Pingusson-Bau steht auf einer „Roten Liste“
Das ehemalige Kultusministerium wird jetzt bundesweit als gefährdetes Denkmal wahrgenommen.
Die „Rote Liste“des Verbandes Deutscher Kunsthistoriker (Bonn) versteht sich als bundesweit ausstrahlendes „Denkmalgewissen“. Die Initiative ist noch jung, erst seit Dezember 2019 am Start – aber der hier zu Lande zum Politikum gewordene Saarbrücker Pingusson-Bau hat es bereits zu einer Nominierung geschafft. Immerhin trägt das 50er-Jahre-Baudenkmal nicht das Etikett „akut gefährdet“, obwohl Saar-Bauminister Klaus Bouillon (CDU) keinen Zweifel daran lässt, dass er die 53 Millionen Euro, die eine Sanierung kosten würde, für fehlinvestiert hielte. Als Option will er das Kabinett auch über einen Abriss entscheiden lassen.
Martin Bredebeck, Vorstandsmitglied im Kunsthistoriker-Verband (Berufsfeld Denkmalpflege) und zuständig für die „Rote Liste“, kann darüber nur staunen. Denn der Pingusson-Bau besitzt für ihn „Symbolwert“für das Saarland, das doch so große Stücke halte auf sein „europäisches“Image und die Brückenfunktion zu Frankreich. „Die Frage der Politik müsste nicht lauten, kann man es sich leisten, das Gebäude zu sanieren, sondern kann man es sich leisten, es abzureißen“, sagt Bredenbeck. Der Kunsthistoriker kennt das Pingusson-Gebäude persönlich durch eine Verbandstagung und ist überzeugt von dessen Hochwertigkeit: „In Saarbrücken wollte Frankreich auf deutschem Boden ein besonders starkes Zeichen mit hochkarätiger Architektur setzen.“Das Pingusson-Ensemble zeuge zudem davon, „mit welchem Optimismus und mit welcher Aufbruchsstimmung in der Nachkriegszeit Großstadtarchitektur angegangen wurde“. Ein solches Gebäude gibt es laut Bredenbeck nicht beliebig oft in Deutschland.
Insgesamt stehen 16 gefährdete Kandidaten auf der Liste, vom jüdischen Tempel (1844, Hamburg) über ein barockes Fischerhaus in Neubrandenburg bis hin zur 50er-Jahre-Stadthalle in Bad Godesberg.
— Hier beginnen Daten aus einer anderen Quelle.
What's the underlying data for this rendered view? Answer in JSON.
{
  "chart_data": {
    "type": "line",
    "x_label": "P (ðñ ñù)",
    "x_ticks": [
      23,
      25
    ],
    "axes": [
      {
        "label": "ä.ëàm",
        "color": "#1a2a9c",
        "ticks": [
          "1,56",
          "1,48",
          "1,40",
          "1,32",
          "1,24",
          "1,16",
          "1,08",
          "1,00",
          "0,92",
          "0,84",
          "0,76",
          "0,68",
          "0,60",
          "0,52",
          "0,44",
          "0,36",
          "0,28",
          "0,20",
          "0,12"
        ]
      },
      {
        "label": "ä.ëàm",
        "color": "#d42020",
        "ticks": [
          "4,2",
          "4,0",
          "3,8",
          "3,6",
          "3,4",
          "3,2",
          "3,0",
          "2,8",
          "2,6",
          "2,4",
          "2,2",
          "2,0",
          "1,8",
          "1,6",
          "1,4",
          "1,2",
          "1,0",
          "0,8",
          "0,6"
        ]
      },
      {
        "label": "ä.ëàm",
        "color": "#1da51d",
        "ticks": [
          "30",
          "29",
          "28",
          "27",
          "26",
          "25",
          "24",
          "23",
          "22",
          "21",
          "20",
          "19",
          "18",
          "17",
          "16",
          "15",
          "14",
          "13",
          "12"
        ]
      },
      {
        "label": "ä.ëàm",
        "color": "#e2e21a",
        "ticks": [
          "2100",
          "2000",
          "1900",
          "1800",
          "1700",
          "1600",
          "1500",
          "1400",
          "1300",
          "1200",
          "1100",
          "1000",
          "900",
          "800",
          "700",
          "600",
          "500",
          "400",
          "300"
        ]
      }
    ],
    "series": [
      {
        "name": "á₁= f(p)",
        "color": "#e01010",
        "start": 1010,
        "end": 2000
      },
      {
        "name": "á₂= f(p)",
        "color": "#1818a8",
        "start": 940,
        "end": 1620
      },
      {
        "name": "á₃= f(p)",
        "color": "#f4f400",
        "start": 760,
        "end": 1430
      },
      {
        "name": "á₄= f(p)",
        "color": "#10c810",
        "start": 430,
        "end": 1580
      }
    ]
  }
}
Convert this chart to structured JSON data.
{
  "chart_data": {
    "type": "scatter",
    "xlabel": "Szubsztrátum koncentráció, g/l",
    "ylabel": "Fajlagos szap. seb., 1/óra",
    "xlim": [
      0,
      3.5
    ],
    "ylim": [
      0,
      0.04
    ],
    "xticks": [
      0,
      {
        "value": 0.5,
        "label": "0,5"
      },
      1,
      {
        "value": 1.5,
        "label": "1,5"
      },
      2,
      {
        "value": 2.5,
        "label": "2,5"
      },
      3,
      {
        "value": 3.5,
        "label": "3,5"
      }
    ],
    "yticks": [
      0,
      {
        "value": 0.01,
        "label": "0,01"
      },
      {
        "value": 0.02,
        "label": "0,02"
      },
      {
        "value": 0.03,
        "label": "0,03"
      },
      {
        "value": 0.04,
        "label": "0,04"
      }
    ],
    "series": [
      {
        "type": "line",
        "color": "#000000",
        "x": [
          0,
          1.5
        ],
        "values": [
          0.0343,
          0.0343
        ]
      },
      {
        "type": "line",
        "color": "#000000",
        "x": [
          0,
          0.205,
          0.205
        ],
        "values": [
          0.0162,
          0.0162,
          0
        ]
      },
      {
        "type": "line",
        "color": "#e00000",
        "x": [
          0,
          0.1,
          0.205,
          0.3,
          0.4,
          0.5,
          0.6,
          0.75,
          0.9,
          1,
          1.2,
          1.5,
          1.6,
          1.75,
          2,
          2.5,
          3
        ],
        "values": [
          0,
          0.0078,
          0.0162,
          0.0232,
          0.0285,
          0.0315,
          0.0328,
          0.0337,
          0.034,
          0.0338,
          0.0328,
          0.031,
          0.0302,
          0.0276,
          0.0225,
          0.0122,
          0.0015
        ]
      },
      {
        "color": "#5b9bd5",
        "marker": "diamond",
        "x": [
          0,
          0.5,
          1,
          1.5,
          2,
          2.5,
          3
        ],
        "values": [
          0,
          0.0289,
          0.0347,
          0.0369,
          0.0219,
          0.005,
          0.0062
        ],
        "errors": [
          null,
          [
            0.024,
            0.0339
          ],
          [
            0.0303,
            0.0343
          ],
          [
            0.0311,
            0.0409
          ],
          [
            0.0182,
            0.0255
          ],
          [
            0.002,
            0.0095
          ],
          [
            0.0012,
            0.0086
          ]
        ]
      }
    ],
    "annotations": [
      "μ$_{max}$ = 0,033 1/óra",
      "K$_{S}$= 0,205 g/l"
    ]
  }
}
Es ist dies eine nationale Plattform, die die engen Fesseln der meist nur vor Ort geführten Erhaltungs-Debatten lockert und für bundesweite Sensibilisierung sorgt. Um es auf die Liste zu schaffen, reichen deshalb sentimentale oder lokalpatriotische Argumente nicht aus, meint Bredenbeck. Nominierungen müssten begründet sein, eine Redaktionsgruppe des Verbandes entscheide. Im Fall des Pingusson-Baus sei der Landesvorsitzende des Bundes deutscher Architekten, der Saarbrücker Architekt Peter Alt, initiativ geworden. Die Texte für den Internet-Auftritt verfasste die saarländische Architekturkritikerin Marlen Dittmann. Sie endet wie folgt: „Die ehemalige französische Botschaft ist nicht allein großartige Architektur, sondern Erinnerungszeichen an eine Zeit, als das Saarland in Europa und für die europäische Vereinigung eine wichtige Rolle spielte. Im zweiten Halbjahr 2020 hat Deutschland die Präsidentschaft im Europarat – Zeit, endlich zugunsten von Erhaltung und Renovierung des Pingusson-Baus zu entscheiden.“
Diesen Appell unterstützt auch die Vorsitzende des Saarländischen Vereins für Denkmalschutz, Heidi Kügler: „Wir kämpfen weiter, es muss endlich etwas passieren“, sagt sie der SZ. Wie schnell es plötzlich mit Verkauf und Abriss gehen könne, lehre das aktuelle Beispiel des früheren Rot-Kreuz-Krankenhauses in St. Arnual. Die Baugenossenschaft Saarland eG hat es gekauft und plant auf dem Areal nun eine Wohnanlage. Für Kügler verfestigt sich der Eindruck, dass die Landesregierung die Sanierung des Pingusson-Denkmals ebenfalls so lange hinauszögere, bis einem Besitzer, sei es das Land selbst oder ein Käufer, der Erhalt wirtschaftlich nicht mehr zumutbar sei.
Tatsächlich streitet sich die Saar-Politik seit annähernd zehn Jahren um die ehemalige französische Botschaft, verstärkt seit 2014, nachdem das Kultusministerium auszog und ein Leerstand eintrat. Unzählige Gutachten wurden in Auftrag gegeben, im Herbst 2019 sollte eine Wirtschaftlichkeitsberechnung des Karlsruher Ingenieurbüros IKL vorliegen, im März 2020 weitere Zahlen, auf deren Grundlage sich der Ministerrat mit dem Thema befassen sollte. Öffentlich gemacht wurde bislang nichts davon.